IN THE years 1928-29, covered by these diaries, T. S. Eliot had become a director of the publishing house that we know as Faber and Faber, and was still editing The Criterion. His first wife, mentally unstable and often physically ill, was a constant worry. He continued to look after her "with anxious fortitude", as the editors put it. As a director of a new company, he had accepted a drop in salary to £400 per annum; so he had to earn extra money with articles and reviews.

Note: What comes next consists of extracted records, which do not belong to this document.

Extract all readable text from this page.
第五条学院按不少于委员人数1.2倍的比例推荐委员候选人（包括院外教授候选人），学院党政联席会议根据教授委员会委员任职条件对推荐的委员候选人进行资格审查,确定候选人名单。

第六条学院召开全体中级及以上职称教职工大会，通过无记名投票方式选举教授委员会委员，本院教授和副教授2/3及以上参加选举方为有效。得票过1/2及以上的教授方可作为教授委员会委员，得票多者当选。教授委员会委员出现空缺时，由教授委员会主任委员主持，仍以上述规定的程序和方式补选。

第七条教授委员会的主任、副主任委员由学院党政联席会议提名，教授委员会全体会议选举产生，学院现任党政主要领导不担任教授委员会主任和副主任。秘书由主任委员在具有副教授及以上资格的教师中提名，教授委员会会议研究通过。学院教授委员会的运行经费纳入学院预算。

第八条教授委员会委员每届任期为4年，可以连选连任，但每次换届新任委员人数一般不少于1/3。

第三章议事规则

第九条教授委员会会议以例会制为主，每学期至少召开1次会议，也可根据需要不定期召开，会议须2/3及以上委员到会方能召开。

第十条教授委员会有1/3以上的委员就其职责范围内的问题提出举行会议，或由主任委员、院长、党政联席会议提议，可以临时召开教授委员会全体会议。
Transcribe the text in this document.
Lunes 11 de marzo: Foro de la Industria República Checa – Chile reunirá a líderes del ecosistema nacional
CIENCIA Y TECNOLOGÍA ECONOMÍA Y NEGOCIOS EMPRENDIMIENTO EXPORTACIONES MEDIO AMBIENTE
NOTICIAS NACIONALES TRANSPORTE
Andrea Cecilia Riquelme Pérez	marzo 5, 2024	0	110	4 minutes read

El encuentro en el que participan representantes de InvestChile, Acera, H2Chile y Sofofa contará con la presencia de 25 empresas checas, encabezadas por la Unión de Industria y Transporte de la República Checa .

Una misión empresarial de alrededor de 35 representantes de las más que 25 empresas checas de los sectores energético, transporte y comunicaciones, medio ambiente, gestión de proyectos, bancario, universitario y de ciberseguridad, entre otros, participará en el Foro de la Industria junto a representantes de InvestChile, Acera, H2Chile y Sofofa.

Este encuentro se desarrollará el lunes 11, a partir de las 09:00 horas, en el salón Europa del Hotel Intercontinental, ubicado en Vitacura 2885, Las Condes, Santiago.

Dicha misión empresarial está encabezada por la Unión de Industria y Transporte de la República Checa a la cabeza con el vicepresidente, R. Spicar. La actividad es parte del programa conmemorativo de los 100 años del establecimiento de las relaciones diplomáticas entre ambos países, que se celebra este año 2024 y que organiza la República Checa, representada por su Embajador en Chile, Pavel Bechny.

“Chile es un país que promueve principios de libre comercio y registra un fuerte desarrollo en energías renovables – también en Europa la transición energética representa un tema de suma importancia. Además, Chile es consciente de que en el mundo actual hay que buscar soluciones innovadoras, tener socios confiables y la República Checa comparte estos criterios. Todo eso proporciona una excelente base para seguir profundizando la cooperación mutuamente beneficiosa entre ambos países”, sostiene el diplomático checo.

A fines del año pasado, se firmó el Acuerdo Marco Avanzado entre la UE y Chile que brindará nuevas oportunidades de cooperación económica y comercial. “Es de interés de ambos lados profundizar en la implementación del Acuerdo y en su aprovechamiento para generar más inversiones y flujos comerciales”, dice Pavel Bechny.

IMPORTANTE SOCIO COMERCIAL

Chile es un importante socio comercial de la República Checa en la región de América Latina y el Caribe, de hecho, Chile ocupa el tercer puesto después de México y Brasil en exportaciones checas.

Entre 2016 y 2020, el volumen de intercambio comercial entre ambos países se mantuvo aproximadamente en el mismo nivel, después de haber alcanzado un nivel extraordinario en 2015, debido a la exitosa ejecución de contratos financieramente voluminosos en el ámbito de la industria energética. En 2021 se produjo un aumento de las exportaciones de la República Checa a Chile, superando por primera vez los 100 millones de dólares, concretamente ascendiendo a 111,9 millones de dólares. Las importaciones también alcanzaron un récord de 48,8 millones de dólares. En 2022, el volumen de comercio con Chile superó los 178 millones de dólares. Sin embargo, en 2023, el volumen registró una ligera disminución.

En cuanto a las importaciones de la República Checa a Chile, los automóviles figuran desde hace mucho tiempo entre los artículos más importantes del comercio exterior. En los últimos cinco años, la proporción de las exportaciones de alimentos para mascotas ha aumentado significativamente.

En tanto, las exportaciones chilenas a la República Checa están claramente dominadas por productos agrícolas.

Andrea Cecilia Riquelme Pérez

Despite all these pressures, this correspondence, superbly edited as before, with helpful footnotes, reveals him as unfailingly conscientious and courteous. He goes out of his way to write letters of commendation for young people, and, in the light of later allegations of anti-Semitism, it is interesting that a young Jewish writer who was told that "Eliot does not like Jews" said that he found him wonderfully gentle and helpful.

Eliot was in close touch with similar cutting-edge literary periodicals in Spain, France, Germany, and Italy, and was keen to take translations of good contemporary work from them. The letters reveal a rich homogeneous European culture, which was soon to be destroyed by the Nazis.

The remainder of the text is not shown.